A QCM-Based Biosensor to Detect HIT-like Antibodies: Differentiating KKO from RTO via FcγRIIA Interactions

Heparin-induced thrombocytopenia (HIT) is a serious side effect that occurs in patients undergoing heparin therapy. The known risk factor is the presence of antibodies created against platelet factor 4 and heparin complexes (PF4/heparin) in the blood, which activate platelet Fc receptors (FcγRIIA). Although immunoassays have been developed for HIT diagnosis, their specificity remains low (∼50%) due to the binding of nonpathogenic antibodies to the same antigen (PF4/heparin). As a result, a lack of rapid, highly sensitive, and selective diagnostic tests poses challenges for HIT treatment. In this study, we used monoclonal HIT-like KKO antibodies as a model and demonstrated a rapid biosensor based on quartz crystal microbalance (QCM) that effectively distinguishes the pathogenic (KKO) from nonpathogenic (RTO) antibodies within 10 min. Based on our key finding, KKO and RTO present clear binding affinity differences against FcγRIIA: RTO binds to FcγRIIA while KKO can bind to FcγRIIA only in the presence of PF4/heparin.

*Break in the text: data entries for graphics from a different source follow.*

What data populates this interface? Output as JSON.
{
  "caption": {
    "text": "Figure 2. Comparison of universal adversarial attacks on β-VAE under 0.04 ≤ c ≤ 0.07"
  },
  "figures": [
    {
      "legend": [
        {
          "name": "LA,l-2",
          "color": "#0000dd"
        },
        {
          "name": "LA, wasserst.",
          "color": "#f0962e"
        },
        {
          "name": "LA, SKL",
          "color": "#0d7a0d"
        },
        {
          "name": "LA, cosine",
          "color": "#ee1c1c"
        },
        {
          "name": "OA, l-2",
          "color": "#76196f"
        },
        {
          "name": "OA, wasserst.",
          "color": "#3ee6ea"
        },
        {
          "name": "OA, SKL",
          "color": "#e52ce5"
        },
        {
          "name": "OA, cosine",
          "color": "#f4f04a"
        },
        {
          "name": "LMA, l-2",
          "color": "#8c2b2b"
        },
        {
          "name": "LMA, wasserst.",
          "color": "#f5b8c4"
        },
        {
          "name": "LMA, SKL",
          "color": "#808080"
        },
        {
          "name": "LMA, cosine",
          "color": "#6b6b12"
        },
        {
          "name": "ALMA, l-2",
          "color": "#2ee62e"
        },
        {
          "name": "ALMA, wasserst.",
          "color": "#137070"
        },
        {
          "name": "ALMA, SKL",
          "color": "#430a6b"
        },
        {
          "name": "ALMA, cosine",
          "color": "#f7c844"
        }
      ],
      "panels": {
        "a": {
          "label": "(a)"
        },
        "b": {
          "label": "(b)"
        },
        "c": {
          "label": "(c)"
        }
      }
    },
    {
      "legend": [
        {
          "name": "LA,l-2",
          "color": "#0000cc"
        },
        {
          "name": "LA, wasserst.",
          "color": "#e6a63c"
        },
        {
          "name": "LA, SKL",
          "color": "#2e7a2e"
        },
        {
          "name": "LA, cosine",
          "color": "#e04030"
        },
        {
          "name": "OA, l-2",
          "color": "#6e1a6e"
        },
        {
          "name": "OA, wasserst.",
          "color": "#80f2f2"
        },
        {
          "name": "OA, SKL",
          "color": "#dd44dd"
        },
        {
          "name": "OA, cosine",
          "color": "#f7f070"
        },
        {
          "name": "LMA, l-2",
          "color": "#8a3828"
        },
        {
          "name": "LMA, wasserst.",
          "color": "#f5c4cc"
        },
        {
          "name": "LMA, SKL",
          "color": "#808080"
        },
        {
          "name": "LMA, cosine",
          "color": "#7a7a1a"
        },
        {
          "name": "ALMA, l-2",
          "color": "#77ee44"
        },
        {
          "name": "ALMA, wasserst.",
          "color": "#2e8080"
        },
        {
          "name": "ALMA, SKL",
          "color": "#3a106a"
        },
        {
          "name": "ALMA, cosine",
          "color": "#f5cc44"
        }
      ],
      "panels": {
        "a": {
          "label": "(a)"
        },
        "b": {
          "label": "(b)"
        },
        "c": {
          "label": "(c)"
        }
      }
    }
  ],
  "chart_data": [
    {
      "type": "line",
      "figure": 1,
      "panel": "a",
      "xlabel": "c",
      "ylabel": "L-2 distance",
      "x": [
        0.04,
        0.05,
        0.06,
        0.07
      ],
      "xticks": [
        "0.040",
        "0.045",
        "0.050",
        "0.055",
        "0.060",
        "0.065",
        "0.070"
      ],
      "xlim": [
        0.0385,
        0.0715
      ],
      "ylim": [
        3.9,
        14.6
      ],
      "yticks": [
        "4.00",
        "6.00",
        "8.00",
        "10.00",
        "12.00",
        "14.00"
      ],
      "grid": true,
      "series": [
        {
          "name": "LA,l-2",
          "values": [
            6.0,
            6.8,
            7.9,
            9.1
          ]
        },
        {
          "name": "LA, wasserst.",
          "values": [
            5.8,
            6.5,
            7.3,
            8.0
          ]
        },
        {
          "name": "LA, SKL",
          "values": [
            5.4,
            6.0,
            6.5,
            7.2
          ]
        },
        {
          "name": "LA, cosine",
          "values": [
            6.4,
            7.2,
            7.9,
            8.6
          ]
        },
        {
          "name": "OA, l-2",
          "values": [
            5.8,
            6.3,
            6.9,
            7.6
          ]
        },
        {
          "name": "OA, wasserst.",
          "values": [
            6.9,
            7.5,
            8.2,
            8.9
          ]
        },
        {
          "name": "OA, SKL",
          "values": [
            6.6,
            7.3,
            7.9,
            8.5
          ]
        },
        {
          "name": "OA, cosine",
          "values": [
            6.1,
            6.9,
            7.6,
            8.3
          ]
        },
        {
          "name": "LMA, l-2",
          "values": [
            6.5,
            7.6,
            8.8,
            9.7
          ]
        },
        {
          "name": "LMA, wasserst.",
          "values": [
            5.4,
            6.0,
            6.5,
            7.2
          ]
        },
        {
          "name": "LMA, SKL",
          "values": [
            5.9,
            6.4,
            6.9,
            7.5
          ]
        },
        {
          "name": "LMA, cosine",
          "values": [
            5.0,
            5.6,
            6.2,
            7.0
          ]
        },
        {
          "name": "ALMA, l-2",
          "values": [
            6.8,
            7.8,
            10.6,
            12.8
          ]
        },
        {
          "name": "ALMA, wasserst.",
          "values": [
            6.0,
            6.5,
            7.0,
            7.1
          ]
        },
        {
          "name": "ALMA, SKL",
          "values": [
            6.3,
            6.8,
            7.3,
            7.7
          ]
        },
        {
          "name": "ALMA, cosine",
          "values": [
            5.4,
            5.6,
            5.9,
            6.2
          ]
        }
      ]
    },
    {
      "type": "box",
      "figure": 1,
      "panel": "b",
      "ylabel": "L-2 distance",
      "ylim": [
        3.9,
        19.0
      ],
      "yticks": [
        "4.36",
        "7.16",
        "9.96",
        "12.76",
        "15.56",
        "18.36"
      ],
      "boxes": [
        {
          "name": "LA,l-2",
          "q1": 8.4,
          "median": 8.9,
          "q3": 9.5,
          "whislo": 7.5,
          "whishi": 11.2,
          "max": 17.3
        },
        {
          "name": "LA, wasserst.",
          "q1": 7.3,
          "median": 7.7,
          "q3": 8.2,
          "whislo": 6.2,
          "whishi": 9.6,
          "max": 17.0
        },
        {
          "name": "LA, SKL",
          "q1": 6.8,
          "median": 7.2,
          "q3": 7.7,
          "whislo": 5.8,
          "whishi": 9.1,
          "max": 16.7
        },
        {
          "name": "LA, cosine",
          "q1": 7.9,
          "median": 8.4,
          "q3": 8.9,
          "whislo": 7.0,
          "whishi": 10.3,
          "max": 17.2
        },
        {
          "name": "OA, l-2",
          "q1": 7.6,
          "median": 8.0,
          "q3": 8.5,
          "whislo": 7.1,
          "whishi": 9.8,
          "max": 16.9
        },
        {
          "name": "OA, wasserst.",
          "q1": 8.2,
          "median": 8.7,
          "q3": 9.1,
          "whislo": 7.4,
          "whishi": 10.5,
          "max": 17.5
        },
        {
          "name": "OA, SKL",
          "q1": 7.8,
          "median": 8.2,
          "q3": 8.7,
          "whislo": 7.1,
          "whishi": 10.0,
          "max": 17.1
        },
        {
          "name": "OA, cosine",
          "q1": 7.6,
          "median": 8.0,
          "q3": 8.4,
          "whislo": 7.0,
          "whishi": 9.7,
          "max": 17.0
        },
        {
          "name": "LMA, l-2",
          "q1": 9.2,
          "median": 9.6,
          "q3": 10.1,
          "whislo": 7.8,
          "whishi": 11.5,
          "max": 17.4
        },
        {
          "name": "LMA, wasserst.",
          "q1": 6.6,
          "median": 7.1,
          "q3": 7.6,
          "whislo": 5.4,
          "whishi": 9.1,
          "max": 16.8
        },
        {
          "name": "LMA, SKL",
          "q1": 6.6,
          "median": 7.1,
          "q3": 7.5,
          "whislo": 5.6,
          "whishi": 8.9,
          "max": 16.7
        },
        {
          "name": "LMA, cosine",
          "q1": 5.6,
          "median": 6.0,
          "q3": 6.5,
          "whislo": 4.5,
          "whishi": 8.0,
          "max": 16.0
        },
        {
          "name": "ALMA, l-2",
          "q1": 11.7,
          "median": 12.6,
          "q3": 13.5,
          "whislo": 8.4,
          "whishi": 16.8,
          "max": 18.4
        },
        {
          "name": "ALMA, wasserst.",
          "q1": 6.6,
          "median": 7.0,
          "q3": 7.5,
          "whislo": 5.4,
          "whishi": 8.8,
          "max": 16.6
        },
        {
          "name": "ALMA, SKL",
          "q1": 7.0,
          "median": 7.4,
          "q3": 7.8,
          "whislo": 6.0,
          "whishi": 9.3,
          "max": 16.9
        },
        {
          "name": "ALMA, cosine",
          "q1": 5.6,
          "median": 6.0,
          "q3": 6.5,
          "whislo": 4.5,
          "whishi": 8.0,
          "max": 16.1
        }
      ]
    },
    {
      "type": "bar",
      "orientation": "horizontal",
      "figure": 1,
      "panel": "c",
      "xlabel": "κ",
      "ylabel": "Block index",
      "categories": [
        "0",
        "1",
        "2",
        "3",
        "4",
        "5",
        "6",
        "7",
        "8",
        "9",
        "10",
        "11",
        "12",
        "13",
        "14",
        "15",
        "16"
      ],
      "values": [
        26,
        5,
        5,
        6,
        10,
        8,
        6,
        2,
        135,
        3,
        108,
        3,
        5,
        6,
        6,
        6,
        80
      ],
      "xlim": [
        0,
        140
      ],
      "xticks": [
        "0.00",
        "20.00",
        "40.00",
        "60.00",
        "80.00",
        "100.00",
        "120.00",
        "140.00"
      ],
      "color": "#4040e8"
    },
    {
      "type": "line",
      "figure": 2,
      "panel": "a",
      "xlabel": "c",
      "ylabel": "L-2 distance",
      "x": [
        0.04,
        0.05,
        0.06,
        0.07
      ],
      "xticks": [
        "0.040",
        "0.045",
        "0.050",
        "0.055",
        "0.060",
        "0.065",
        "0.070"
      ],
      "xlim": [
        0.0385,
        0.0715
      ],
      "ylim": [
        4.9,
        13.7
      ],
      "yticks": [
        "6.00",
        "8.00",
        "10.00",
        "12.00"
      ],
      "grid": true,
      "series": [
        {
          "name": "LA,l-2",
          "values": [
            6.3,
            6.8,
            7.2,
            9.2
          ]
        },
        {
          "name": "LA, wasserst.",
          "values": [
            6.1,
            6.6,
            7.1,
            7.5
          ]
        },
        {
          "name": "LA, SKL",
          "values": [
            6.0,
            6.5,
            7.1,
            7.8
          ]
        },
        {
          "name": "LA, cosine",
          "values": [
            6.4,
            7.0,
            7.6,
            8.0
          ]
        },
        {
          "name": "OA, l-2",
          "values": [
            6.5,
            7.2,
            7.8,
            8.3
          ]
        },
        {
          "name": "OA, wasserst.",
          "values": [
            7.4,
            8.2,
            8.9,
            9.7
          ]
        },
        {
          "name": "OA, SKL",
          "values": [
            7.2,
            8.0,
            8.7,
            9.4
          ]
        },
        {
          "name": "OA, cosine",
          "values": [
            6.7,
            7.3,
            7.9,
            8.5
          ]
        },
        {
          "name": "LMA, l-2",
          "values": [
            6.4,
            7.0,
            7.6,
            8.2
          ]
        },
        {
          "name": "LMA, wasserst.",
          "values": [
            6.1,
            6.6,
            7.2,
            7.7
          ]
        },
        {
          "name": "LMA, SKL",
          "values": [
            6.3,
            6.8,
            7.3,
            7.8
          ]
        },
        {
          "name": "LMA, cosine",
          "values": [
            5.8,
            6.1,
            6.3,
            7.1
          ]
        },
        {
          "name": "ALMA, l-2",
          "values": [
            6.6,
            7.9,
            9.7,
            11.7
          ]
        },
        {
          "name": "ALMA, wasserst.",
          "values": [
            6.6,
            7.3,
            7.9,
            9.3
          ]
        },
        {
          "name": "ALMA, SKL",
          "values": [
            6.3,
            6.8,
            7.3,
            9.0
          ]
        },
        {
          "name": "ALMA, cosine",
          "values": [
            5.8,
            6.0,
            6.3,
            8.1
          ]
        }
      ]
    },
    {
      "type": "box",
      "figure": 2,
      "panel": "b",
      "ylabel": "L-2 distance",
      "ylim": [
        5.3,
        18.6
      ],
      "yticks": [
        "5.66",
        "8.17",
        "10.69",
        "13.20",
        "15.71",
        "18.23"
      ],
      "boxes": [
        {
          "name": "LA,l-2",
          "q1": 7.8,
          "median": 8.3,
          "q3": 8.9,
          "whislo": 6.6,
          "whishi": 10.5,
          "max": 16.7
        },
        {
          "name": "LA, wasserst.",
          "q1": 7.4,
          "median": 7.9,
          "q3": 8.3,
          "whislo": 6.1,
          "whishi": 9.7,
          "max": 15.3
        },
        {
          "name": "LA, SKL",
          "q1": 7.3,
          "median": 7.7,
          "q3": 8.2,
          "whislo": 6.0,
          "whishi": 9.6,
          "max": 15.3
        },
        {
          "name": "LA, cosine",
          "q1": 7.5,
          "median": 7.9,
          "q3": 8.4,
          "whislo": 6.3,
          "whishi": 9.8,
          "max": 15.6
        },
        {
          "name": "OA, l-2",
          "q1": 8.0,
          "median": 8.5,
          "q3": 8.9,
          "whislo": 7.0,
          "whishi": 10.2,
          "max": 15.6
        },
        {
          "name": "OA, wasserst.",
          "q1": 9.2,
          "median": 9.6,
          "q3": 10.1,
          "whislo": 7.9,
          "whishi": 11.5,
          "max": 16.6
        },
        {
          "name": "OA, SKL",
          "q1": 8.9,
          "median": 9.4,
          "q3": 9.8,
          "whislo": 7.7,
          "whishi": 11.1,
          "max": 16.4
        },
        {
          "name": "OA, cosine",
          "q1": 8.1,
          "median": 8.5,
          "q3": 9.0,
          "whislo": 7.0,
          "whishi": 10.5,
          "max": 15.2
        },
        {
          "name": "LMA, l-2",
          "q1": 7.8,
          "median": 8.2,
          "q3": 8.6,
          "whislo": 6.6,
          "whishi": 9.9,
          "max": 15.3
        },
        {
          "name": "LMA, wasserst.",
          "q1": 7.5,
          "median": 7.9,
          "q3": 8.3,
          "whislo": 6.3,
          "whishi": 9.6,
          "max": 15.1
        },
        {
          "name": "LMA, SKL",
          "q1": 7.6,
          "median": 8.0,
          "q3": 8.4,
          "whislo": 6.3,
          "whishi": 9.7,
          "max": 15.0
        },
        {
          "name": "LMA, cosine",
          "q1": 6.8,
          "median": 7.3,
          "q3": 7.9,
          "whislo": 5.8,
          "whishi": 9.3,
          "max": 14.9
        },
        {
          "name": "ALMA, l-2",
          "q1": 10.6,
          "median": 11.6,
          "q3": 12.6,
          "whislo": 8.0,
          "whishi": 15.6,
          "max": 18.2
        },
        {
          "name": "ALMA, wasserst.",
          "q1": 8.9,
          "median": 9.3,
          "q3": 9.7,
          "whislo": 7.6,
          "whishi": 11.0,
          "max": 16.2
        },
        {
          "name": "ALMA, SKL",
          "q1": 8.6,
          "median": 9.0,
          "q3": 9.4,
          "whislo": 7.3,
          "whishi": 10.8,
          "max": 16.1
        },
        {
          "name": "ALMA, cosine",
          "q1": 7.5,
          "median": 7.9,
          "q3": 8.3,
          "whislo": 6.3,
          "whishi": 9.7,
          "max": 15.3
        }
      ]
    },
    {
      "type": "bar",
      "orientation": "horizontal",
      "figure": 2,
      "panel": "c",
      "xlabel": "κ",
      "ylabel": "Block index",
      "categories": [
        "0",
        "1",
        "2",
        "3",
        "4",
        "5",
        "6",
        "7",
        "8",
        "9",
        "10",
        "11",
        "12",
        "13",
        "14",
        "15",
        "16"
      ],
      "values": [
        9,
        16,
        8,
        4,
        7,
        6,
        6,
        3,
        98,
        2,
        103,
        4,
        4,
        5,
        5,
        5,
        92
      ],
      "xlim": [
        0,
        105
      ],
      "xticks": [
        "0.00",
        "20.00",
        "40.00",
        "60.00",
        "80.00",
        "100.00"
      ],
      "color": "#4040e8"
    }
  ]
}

The determined negative zeta potentials of proteins confirmed that the observed affinity differences toward FcγRIIA result from specific binding rather than nonselective electrostatic interactions. This highlights the potential use of FcγRIIA as an antigen instead of traditional PF4/heparin complexes. Although only a monoclonal HIT-like antibody was tested, the use of FcγRIIA to distinguish the binding patterns of KKO and RTO could be extended to the detection of human HIT antibodies.